Each provider plugin tests its hookimpl + provider call in isolation — see plugins/adaptive-learner-plugin-ai-anthropic/tests/ for a template (the provider HTTP call is mocked).

Browser-direct calls (Dexie mode)

In Dexie mode the AI call doesn't go through the plugin system. storage/ai-providers.ts makes the HTTP request directly. Anthropic requires the anthropic-dangerous-direct-browser-access: true header to clear the CORS preflight; OpenAI and Gemini accept direct browser calls out of the box.

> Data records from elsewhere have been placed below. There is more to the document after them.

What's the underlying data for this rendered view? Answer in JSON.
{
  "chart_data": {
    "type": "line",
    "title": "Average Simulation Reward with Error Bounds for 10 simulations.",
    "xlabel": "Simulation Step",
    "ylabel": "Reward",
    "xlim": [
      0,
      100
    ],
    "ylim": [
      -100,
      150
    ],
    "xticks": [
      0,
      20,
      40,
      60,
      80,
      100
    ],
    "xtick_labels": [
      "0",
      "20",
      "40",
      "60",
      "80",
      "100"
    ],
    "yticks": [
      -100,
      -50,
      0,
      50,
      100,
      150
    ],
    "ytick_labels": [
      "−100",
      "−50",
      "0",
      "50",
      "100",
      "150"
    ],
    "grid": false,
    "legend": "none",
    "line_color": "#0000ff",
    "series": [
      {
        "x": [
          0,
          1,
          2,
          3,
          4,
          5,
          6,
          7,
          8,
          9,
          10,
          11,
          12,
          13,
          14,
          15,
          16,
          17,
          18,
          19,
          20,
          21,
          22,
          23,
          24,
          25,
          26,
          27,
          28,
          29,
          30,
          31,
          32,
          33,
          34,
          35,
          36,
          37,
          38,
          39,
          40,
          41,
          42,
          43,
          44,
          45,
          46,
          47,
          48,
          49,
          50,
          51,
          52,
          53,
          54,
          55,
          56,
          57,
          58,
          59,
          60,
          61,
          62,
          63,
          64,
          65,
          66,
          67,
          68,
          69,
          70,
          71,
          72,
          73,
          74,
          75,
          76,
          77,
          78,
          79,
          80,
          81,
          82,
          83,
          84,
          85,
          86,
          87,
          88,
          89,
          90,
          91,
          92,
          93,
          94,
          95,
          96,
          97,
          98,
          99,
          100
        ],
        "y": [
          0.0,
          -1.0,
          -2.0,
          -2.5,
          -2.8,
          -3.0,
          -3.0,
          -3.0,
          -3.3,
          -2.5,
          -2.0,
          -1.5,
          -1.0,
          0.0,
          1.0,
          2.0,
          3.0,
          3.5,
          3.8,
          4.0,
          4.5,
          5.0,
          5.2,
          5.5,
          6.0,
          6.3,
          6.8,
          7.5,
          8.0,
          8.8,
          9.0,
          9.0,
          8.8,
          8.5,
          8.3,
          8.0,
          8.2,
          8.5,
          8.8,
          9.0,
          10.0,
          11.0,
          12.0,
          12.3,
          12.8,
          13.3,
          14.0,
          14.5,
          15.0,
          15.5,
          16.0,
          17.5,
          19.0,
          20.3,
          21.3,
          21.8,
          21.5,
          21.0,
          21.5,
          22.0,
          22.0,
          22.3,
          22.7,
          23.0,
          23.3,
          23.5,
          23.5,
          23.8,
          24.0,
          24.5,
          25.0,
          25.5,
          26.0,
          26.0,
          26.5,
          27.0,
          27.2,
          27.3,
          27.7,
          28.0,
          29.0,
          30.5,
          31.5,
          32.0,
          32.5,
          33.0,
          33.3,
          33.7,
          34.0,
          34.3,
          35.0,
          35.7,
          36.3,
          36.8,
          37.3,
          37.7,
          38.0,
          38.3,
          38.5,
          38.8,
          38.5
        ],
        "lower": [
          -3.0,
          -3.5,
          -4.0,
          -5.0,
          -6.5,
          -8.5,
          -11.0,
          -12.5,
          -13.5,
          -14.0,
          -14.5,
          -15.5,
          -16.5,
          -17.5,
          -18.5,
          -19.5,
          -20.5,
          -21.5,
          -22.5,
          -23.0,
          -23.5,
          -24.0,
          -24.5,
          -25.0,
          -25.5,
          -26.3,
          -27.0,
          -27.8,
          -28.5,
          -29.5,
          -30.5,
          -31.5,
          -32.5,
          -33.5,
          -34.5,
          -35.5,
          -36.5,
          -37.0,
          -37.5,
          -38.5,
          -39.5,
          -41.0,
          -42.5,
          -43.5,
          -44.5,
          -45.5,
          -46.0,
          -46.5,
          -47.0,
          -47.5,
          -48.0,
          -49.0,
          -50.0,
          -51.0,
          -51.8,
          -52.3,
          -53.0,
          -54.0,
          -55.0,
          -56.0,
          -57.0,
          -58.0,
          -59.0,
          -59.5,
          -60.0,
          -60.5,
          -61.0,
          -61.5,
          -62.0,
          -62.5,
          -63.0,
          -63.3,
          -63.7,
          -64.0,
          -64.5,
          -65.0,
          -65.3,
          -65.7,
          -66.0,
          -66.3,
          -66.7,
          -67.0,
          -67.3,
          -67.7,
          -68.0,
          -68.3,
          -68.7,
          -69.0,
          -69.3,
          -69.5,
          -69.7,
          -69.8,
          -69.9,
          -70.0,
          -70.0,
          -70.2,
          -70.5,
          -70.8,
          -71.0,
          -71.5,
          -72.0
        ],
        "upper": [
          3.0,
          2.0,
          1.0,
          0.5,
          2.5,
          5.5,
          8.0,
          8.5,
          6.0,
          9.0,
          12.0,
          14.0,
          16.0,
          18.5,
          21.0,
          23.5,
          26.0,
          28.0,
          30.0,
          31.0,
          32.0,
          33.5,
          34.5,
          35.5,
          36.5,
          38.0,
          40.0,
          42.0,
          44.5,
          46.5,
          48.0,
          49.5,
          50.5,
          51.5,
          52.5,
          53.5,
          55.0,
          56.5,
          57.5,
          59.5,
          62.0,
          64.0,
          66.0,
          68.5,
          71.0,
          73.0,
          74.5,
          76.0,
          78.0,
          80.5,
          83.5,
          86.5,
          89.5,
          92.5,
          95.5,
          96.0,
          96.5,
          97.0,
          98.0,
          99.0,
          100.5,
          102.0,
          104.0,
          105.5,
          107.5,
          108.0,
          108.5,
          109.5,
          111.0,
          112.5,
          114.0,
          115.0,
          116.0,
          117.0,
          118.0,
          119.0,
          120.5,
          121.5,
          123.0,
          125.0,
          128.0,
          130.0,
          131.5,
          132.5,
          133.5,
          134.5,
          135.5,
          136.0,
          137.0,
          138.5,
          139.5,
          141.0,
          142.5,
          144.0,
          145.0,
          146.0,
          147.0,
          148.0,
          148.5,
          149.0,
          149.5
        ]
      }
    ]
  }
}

The dual-prompt logic is the same in both modes — storage/session-flow.ts calls aiComplete() twice and parses the evaluator's JSON the same way the backend does.

Confidence threshold

backend/config/app.yaml's session.step_evaluation.confidence_threshold (default 0.6) gates whether a real (non-fallback) evaluator verdict actually moves the cycle step. Set higher to be more conservative, lower to be more eager. Fallback verdicts (parse failures) always apply the +1 advance regardless.

The Dexie port mirrors this with a hardcoded 0.6 in storage/session-flow.ts. A future phase will expose this in the Settings UI.